In parallelogram ABCD, P is a point on side AB and Q is a point on side BC. Prove that :

(i) △ CPD and △ AQD are equal in area.

(ii) Area (△ AQD) = Area (△ APD) + Area (△ CPB)

We know that,

Area of a triangle is half that of a parallelogram on the same base and between the same parallels.

(i) From figure,

△ CPD and || gm ABCD are on the same base CD and between the same parallel lines AB and CD.

∴ Area of triangle CPD = $\dfrac{1}{2}$ Area of parallelogram ABCD ……..(1)

△ AQD and || gm ABCD are on the same base AD and between the same parallel lines AD and BC.

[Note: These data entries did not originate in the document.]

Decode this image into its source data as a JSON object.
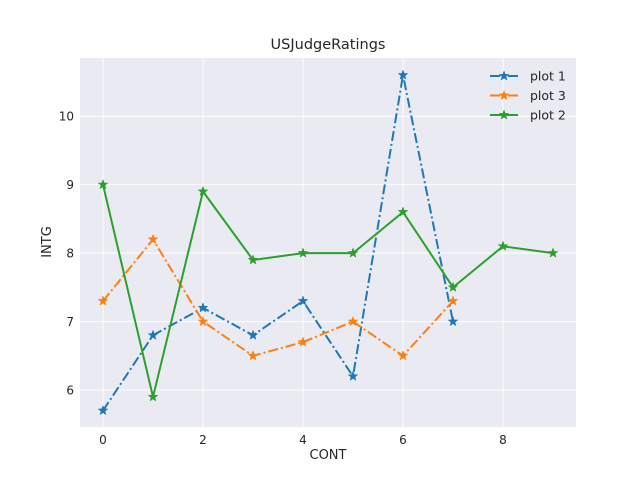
{
  "chart_data": {
    "type": "line",
    "title": "USJudgeRatings",
    "xlabel": "CONT",
    "ylabel": "INTG",
    "xlim": [
      -0.46,
      9.46
    ],
    "ylim": [
      5.46,
      10.85
    ],
    "xticks": [
      0,
      2,
      4,
      6,
      8
    ],
    "yticks": [
      6,
      7,
      8,
      9,
      10
    ],
    "grid": true,
    "legend_position": "top-right",
    "series": [
      {
        "name": "plot 1",
        "color": "#1f77b4",
        "linestyle": "dashdot",
        "marker": "star",
        "x": [
          0,
          1,
          2,
          3,
          4,
          5,
          6,
          7
        ],
        "y": [
          5.7,
          6.8,
          7.2,
          6.8,
          7.3,
          6.2,
          10.6,
          7.0
        ]
      },
      {
        "name": "plot 3",
        "color": "#ff7f0e",
        "linestyle": "dashdot",
        "marker": "star",
        "x": [
          0,
          1,
          2,
          3,
          4,
          5,
          6,
          7
        ],
        "y": [
          7.3,
          8.2,
          7.0,
          6.5,
          6.7,
          7.0,
          6.5,
          7.3
        ]
      },
      {
        "name": "plot 2",
        "color": "#2ca02c",
        "linestyle": "solid",
        "marker": "star",
        "x": [
          0,
          1,
          2,
          3,
          4,
          5,
          6,
          7,
          8,
          9
        ],
        "y": [
          9.0,
          5.9,
          8.9,
          7.9,
          8.0,
          8.0,
          8.6,
          7.5,
          8.1,
          8.0
        ]
      }
    ]
  }
}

∴ Area of triangle AQD = $\dfrac{1}{2}$ Area of parallelogram ABCD ……..(2)

From equations (1) and (2), we get :

Area of triangle CPD = Area of triangle AQD.

Hence, proved that area of triangle CPD = area of triangle AQD.

(ii) From part (i), we get :

⇒ Area of △ CPD = $\dfrac{1}{2}$ Area of parallelogram ABCD

∴ Area of || gm ABCD - Area of △ CPD = $\dfrac{1}{2}$ Area of parallelogram ABCD ……..(3)

From figure,

⇒ Area of || gm ABCD - Area of △ CPD = Area of △ APD + Area of △ CPB …………(4)

From equations (3) and (4), we get :

⇒ Area of △ APD + Area of △ CPB = $\dfrac{1}{2}$ Area of || gm ABCD ……..(5)

Since,

⇒ Area of △ ADQ = $\dfrac{1}{2}$ Area of || gm ABCD [From eqn. 2]

Substituting value of $\dfrac{1}{2}$ Area of || gm ABCD from above equation in equation (5), we get :

⇒ Area of △ APD + Area of △ CPB = Area of △ ADQ.

Hence, proved that area (△ AQD) = area (△ APD) + area (△ CPB).